Much of the industry talk about reference data focuses on standards, and much work has been done to develop and propagate them. But is this work worth the effort? If the industry does not adopt the standards, they are, obviously, of no use.
ISO 15022 for corporate actions is a current example of a standard into which a lot of effort has been poured. But since its introduction last year, take-up has been disappointingly slow. Both vendors and exchange report low levels of interest from their clients for the ISO 15022-based data services that they are offering. As Swift’s Catherine Marks asked at a recent CityCompass corporate actions event, “Why?”
Surely the benefits of standards – improved operational efficiency, lower risk, lower costs, etc., etc. – should be enough to have the user community racing to implement standards?
But, the truth is that many users have their hands full with internal projects, particularly around upcoming regulatory deadlines. And implementing a standard, though it may in the long run address some of their current problems, is another headache they don’t need.
It’s not just a matter of taking a feed that provides data in a standard format. The client has to ensure that all downstream applications are capable of handling the format for it to be effective. There is also a ‘wait and see’ attitude among users who continue to monitor the ever-changing standards landscape.

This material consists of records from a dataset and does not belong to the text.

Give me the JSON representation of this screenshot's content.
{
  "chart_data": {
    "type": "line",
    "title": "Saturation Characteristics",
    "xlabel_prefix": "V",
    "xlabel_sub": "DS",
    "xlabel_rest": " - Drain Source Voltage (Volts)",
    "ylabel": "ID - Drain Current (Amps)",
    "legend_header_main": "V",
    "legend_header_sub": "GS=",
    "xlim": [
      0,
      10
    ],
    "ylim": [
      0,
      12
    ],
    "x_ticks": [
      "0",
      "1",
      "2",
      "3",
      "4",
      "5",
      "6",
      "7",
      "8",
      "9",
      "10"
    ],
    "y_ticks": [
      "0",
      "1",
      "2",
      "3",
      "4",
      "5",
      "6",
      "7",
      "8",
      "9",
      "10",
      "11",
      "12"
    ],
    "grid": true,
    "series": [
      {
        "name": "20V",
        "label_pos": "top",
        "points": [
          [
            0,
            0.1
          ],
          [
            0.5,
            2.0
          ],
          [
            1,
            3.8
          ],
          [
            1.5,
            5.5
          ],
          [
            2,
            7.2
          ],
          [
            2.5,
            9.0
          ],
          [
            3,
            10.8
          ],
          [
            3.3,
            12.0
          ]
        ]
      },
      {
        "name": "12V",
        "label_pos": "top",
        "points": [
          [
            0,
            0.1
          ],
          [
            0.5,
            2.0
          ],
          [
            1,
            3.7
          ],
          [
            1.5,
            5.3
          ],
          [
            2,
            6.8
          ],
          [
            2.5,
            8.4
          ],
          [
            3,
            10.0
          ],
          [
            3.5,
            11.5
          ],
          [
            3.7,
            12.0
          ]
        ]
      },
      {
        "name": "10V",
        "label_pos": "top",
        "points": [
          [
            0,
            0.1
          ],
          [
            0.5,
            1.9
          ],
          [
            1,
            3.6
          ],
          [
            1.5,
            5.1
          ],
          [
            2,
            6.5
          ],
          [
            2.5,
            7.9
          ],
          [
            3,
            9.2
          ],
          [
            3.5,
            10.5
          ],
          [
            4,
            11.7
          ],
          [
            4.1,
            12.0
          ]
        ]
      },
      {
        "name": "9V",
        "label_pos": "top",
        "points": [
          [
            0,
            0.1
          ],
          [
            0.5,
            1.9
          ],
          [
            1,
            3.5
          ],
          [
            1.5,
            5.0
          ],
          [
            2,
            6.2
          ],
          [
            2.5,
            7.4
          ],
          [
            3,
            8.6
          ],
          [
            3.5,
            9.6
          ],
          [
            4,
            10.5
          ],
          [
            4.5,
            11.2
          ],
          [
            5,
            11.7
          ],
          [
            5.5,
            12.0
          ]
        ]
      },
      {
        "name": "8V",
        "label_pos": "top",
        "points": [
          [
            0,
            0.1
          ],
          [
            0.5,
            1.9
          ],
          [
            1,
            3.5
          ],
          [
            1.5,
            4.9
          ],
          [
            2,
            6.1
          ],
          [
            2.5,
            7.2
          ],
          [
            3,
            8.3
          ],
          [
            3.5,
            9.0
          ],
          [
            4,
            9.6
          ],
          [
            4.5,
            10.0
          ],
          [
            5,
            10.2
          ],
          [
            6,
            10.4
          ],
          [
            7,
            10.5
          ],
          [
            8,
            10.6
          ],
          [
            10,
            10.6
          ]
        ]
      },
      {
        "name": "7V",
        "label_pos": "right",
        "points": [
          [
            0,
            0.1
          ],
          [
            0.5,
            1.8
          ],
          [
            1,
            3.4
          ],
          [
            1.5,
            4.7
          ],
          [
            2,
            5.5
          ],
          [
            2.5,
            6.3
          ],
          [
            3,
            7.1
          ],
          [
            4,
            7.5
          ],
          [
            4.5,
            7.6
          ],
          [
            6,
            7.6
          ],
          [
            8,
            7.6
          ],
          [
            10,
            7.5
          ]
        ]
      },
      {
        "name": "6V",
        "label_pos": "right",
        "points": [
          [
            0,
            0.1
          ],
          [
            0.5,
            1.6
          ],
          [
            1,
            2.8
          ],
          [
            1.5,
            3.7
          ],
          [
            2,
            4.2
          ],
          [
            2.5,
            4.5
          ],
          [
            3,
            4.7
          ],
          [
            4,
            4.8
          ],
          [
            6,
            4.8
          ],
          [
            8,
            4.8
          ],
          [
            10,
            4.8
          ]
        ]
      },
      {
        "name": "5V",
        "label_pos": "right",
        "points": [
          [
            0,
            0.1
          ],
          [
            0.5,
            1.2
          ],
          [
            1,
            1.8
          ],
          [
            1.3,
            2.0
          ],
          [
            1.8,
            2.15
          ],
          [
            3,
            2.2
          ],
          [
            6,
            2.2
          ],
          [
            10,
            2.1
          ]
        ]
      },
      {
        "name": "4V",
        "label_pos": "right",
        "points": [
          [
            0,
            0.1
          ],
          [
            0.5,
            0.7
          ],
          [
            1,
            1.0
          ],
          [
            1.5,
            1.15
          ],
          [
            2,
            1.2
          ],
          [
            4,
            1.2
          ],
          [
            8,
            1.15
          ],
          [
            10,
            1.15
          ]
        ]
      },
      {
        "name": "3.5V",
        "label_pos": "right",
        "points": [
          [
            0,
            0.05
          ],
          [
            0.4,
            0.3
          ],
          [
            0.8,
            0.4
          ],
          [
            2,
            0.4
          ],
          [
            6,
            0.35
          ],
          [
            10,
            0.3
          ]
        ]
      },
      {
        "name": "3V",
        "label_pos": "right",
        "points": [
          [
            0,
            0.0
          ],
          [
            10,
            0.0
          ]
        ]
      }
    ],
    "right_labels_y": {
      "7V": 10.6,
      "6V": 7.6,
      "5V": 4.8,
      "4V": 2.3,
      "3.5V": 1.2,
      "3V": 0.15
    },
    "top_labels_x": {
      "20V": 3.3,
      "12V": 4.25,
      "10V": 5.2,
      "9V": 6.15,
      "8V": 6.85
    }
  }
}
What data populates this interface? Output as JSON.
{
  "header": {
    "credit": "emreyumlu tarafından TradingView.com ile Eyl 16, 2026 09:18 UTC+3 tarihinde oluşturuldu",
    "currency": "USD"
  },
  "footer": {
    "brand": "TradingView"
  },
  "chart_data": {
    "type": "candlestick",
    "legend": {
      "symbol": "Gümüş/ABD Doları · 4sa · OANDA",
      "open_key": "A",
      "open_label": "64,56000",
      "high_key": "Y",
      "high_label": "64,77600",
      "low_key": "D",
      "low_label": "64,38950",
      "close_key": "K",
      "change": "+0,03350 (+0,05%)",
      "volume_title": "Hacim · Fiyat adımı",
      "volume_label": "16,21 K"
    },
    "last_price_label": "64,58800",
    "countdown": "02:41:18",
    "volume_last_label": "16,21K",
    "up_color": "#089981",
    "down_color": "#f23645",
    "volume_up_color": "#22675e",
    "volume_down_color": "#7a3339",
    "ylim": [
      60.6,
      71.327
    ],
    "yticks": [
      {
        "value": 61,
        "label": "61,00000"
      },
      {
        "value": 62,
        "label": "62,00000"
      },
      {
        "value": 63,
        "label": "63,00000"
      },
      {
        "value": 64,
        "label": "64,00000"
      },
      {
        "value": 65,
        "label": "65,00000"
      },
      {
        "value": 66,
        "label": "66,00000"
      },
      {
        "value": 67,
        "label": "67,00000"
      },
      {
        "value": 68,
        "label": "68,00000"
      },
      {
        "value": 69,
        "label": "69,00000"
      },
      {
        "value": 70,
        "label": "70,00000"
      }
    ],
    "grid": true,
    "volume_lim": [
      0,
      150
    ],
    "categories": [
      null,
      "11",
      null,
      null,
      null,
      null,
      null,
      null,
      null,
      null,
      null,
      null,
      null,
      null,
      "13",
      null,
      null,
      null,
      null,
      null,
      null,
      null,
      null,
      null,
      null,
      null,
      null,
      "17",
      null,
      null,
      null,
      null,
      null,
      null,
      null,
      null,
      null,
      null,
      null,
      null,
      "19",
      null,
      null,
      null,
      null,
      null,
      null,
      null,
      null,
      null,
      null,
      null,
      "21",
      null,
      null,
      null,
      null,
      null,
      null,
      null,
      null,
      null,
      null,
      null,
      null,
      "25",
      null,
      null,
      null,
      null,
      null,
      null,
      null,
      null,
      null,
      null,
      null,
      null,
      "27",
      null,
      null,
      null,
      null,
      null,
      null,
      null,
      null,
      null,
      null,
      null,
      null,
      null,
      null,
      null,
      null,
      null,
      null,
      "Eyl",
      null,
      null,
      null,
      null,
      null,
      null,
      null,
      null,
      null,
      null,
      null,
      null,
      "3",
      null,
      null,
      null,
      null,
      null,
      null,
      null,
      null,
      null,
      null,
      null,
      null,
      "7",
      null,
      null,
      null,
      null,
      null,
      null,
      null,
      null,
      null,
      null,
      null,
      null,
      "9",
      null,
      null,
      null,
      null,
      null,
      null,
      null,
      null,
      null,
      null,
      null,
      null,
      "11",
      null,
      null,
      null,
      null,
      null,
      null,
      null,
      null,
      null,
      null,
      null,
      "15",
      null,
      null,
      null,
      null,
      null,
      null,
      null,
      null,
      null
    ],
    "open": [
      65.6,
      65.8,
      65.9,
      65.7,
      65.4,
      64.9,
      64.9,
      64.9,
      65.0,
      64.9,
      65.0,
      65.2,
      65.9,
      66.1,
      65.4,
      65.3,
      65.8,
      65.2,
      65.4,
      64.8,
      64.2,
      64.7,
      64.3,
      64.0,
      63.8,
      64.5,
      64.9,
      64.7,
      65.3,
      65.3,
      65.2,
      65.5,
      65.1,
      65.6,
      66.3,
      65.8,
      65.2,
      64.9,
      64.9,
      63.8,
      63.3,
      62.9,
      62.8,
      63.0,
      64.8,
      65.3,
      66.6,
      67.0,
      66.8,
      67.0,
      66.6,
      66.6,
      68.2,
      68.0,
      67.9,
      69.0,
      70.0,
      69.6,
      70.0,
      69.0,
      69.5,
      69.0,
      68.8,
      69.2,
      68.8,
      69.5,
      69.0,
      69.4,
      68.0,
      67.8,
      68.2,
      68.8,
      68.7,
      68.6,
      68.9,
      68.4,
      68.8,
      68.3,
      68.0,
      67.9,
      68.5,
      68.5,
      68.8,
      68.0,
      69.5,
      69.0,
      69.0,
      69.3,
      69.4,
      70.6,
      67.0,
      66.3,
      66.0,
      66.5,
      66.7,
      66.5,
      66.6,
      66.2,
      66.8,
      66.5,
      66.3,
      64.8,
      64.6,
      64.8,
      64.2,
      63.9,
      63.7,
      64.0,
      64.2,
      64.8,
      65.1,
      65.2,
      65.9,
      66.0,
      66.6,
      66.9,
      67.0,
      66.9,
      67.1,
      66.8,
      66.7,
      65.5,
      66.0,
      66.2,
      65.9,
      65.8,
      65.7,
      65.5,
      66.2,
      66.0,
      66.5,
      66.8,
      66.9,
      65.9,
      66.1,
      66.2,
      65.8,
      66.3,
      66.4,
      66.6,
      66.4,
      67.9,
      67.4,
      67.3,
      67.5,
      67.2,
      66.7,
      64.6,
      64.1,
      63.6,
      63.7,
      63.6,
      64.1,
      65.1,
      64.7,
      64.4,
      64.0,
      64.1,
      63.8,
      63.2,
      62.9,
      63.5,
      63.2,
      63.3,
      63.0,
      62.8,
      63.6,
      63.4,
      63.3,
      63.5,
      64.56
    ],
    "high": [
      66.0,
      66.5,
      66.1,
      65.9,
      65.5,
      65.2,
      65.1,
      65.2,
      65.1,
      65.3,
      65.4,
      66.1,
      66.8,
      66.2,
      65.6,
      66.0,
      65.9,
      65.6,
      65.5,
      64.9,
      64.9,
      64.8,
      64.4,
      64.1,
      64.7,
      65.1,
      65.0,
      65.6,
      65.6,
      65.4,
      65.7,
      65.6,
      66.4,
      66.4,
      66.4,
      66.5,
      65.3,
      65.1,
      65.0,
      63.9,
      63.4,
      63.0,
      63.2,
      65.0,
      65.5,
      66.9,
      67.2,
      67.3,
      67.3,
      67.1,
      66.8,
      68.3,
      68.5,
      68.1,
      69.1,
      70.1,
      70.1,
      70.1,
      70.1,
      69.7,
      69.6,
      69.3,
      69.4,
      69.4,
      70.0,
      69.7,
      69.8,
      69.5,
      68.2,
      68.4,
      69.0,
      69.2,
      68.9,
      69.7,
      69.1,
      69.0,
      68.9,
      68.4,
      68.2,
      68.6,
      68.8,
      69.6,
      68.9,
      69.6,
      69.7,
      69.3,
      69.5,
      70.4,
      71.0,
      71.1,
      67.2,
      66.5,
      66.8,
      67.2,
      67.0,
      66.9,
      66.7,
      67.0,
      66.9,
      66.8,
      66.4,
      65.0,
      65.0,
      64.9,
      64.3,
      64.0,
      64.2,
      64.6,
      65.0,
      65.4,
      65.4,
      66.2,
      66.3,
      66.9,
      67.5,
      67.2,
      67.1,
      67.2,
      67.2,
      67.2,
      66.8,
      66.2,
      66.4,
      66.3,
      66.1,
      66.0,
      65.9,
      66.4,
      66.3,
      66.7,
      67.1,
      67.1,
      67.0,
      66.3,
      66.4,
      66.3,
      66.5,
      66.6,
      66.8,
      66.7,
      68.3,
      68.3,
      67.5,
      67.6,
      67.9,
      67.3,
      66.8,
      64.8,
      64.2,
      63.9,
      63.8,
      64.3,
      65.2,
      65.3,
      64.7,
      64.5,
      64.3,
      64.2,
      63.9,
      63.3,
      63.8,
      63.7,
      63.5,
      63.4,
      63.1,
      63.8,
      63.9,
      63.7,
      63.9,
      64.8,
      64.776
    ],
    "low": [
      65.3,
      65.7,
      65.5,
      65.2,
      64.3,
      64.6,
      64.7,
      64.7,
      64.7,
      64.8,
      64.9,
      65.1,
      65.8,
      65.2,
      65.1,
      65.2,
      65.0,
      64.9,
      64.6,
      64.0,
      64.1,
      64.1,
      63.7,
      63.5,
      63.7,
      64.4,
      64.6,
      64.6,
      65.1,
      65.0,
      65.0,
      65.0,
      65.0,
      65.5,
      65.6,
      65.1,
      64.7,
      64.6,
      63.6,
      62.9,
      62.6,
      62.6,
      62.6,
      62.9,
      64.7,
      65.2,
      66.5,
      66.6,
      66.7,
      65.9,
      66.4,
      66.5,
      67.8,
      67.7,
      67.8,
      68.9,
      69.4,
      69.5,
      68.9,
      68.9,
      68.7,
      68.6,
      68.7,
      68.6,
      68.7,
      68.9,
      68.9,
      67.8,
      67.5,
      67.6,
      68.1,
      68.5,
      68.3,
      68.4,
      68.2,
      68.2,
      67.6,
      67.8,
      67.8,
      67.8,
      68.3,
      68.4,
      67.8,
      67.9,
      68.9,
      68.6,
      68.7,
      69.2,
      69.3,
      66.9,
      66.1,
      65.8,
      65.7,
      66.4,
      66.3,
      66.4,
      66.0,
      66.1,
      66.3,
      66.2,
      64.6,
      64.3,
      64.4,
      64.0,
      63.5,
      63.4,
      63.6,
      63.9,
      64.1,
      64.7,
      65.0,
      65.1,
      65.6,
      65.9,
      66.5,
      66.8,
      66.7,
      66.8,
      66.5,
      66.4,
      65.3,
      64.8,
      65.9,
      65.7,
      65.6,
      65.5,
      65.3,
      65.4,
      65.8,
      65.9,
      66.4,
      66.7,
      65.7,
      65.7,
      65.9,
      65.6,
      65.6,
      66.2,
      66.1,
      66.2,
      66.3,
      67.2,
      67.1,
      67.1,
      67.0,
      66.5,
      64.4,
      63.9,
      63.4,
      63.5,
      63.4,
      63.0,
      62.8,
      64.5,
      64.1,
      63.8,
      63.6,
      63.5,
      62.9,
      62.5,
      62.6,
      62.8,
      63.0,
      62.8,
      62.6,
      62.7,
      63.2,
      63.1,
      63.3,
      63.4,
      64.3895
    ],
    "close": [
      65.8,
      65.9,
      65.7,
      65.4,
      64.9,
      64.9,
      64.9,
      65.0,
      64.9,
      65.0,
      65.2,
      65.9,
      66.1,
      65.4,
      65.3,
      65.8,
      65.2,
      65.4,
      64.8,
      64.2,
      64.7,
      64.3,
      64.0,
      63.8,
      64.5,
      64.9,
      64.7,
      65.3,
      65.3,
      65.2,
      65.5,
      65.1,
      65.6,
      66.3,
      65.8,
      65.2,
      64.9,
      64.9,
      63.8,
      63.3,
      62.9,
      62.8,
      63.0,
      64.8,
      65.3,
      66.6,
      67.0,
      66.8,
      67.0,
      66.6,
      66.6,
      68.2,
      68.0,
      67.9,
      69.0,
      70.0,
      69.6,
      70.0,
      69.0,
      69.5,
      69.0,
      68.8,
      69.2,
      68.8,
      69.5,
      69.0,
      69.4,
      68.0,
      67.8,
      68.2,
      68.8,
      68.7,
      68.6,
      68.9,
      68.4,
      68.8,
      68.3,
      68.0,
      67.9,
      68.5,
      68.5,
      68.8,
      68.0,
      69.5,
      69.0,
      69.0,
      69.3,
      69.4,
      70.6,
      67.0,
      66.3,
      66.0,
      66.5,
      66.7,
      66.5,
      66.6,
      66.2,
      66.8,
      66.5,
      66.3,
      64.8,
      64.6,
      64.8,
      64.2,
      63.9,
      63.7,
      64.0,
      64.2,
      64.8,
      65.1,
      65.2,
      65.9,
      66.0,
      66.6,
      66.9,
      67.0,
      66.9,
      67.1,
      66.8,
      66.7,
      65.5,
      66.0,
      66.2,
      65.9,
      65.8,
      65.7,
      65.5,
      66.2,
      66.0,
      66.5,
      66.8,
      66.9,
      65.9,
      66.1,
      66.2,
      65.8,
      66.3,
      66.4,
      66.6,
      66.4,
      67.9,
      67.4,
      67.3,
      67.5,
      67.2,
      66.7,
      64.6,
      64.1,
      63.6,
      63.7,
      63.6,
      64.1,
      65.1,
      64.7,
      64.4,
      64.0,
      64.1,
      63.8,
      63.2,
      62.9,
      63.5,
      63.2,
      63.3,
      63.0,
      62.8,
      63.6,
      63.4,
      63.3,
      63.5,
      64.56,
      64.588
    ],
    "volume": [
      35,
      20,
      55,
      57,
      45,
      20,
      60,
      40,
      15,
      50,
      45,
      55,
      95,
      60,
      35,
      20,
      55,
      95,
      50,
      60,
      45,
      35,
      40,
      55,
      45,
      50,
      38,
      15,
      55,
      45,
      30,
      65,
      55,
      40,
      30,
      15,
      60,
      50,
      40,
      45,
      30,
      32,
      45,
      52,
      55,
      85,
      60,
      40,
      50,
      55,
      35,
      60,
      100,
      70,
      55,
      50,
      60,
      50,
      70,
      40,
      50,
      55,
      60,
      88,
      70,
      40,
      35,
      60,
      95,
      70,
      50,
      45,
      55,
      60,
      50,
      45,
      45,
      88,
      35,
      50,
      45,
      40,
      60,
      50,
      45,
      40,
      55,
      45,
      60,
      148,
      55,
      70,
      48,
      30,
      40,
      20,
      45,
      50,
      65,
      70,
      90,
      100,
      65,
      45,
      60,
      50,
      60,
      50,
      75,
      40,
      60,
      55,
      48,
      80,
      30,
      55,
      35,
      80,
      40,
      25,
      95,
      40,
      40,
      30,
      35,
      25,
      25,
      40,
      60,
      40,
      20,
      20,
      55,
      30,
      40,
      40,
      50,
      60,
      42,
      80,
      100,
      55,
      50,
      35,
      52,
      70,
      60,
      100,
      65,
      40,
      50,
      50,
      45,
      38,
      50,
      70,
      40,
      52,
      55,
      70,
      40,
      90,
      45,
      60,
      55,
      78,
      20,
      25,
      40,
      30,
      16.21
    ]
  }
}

Andrew Chilcott’s push to embed tags around data within Adobe Acrobat for regulatory reporting to automatically generate Swift-formatted messages is another example. It is a great idea and seems simple enough. But as he pointed out, despite the technical capabilities being there, market acceptance is a long way off.
This was illustrated at the CityCompass’ event, where the London Stock Exchange – an obvious place to start encouraging issuers to use such capabilities when reporting announcements on RNS – made clear that it could not force such a requirement onto its clients without pressure from them.
The problem is that those clients – the issuers – have no reason (yet) to change their way of operating. There is no clear business case or driver for such a change. The exchange, while it believes it would be a good thing for issuers to send announcements to RNS in a standard format, it also believes the only way this will happen is if there is regulatory pressure to do so. Perhaps the upcoming Transparency Directive might help?
Even if there were progress here, this would only address London Stock Exchange-listed securities. What about the rest of Europe? What about the rest of the world? One thing is clear, without full engagement of all industry participants (including issuers in the corporate actions space), progress will be slow. As Tony Kirby, also at the event, pointed out, “Corporate actions is not a quick-win space.” And as we’ve seen before, it is only when real external drivers – ie: regulations with stiff penalties for non-compliance – are introduced that action is taken.